Bespoke Solutions for Gaming
When it comes to gaming, accessories alone are a billion dollar industry. Since gamers spend so long in certain positions and postures that can be unhealthy, products like these could aid in relieving a lot of the bodily stress they may endure. It may not sound like much, but these sorts of activities can pose cumulative health hazards. This can be particularly strenuous on the spine and the wrists.
UNYQ and Ikea are joined by Area Academy as consultants. This e-sports company brings in an educational background for better information and research. Similarly, Carbon provided the 3D printing technology. Both companies also previously unveiled the UBIK, and ergonomic chair. Aside from 3D printing, they also used body-scanning to customize the lattice inserts to suit a gamers ideal posture. The project may even expand beyond the realm of gaming into other areas eventually.
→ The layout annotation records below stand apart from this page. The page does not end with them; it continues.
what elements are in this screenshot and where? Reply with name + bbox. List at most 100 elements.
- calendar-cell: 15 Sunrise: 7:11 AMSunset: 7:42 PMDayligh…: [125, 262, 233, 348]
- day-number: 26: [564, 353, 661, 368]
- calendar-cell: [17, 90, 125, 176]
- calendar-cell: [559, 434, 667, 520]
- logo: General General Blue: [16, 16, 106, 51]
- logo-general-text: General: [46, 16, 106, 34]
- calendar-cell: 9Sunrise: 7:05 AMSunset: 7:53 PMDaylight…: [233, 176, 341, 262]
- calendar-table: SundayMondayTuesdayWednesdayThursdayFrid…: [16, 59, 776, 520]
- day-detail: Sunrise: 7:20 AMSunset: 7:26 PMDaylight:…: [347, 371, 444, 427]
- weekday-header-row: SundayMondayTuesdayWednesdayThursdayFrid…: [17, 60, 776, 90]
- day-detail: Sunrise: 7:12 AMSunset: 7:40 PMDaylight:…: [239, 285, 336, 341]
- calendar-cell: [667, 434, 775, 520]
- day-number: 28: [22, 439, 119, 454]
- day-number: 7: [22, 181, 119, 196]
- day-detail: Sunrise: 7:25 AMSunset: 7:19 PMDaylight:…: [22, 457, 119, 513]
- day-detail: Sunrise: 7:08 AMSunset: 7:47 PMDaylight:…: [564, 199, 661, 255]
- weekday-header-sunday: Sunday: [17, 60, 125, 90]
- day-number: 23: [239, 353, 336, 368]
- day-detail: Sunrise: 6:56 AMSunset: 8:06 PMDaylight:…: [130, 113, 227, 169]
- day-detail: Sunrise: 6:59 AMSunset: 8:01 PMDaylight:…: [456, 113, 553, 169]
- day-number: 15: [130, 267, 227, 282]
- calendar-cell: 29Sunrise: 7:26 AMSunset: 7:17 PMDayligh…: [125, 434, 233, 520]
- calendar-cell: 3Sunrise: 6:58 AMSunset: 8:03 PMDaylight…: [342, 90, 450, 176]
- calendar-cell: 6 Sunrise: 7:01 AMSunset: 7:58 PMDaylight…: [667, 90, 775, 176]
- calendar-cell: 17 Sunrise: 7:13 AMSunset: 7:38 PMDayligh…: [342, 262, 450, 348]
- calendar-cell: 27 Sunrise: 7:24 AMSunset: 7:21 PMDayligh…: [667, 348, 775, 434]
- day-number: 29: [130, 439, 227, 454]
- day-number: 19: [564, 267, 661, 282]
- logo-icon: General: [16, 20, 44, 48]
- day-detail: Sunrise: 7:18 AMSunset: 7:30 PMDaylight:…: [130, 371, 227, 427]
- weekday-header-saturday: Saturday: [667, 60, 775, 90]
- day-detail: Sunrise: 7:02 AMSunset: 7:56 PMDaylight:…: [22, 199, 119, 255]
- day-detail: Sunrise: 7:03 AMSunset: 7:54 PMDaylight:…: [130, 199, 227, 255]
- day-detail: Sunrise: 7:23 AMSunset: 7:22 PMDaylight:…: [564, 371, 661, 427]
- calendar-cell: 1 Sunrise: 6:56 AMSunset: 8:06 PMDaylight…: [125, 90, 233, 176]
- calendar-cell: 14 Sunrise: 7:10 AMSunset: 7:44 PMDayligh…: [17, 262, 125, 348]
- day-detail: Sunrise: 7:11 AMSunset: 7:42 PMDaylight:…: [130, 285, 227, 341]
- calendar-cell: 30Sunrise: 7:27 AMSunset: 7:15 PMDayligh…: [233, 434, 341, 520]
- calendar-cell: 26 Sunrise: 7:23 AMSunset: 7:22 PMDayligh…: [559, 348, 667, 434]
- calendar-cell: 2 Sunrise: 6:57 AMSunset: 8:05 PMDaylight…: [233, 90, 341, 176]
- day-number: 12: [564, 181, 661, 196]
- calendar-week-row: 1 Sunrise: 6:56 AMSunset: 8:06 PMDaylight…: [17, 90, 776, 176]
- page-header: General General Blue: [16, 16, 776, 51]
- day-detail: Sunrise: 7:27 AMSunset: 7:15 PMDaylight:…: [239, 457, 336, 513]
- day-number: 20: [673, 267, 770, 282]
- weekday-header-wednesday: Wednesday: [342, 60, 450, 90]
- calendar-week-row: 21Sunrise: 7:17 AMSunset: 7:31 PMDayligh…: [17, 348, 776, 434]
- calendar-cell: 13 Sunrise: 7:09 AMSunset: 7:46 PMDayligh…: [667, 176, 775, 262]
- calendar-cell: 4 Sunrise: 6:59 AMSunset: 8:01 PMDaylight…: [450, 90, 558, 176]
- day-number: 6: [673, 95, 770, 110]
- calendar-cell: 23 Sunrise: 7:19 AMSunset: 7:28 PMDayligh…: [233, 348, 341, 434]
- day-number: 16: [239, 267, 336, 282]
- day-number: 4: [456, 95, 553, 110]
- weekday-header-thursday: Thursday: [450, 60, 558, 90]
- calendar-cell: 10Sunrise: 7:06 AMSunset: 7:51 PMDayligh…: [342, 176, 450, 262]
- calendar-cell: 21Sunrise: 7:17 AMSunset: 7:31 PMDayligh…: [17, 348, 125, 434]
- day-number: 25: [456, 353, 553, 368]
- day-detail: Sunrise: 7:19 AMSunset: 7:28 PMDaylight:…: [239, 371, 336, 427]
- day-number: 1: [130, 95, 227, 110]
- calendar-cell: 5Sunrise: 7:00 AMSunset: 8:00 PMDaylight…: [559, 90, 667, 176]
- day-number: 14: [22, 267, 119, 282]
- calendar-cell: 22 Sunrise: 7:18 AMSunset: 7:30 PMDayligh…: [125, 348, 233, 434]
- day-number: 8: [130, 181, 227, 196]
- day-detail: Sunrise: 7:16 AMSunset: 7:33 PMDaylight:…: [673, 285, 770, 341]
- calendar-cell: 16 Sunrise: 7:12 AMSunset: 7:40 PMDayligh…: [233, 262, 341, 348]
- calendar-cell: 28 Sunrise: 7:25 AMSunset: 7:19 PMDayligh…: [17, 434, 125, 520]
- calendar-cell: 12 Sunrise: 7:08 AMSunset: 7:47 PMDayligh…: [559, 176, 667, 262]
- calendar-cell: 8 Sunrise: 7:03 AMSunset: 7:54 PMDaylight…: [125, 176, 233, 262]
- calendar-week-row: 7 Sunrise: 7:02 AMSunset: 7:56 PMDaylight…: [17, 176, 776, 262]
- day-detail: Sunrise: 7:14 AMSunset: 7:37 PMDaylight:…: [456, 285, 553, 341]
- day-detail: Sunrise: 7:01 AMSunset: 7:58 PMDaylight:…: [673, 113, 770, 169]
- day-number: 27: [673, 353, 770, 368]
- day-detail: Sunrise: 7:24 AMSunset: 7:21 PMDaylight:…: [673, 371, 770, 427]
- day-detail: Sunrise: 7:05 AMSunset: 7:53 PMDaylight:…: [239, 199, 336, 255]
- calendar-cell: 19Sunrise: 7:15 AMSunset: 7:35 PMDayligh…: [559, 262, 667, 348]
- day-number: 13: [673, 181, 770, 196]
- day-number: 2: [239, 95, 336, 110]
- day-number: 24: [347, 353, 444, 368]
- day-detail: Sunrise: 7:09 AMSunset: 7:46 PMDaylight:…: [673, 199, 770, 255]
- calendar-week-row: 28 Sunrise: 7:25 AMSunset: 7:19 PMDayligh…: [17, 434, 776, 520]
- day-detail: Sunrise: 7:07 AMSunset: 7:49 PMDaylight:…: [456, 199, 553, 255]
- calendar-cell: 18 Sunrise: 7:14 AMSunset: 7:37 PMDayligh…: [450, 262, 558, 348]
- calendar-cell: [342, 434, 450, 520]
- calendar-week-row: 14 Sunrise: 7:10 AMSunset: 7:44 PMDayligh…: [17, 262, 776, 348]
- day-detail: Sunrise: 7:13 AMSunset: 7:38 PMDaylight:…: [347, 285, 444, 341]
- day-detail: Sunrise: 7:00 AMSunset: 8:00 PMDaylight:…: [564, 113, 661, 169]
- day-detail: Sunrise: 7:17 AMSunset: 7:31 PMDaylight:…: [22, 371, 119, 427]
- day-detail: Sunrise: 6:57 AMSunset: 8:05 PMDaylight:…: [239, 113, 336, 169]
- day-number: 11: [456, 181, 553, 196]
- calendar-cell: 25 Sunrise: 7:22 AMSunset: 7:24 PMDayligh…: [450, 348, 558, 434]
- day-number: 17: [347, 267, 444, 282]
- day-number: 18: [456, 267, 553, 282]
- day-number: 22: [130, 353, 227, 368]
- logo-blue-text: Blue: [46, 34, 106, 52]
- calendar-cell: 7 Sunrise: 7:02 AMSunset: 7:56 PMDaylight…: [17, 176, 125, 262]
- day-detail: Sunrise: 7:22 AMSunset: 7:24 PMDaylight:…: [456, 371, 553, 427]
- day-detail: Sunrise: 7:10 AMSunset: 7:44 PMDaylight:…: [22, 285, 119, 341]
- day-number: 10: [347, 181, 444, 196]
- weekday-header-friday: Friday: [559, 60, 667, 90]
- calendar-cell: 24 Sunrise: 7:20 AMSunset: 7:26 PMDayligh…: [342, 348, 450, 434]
Michael Nikolic, Creative Leader at IKEA of Sweden, said, “This is an exciting partnership for IKEA. UNYQ has developed a method of creating solutions that fit everyone’s unique needs and tastes, letting customers take design into their own hands. It is a great way to give customers exactly what they want, and it also minimizes waste as production is directly aligned with demand and there is no inventory. We are really looking forward to see where this new way of working will take us and are excited to continue to collaborate with UNYQ.”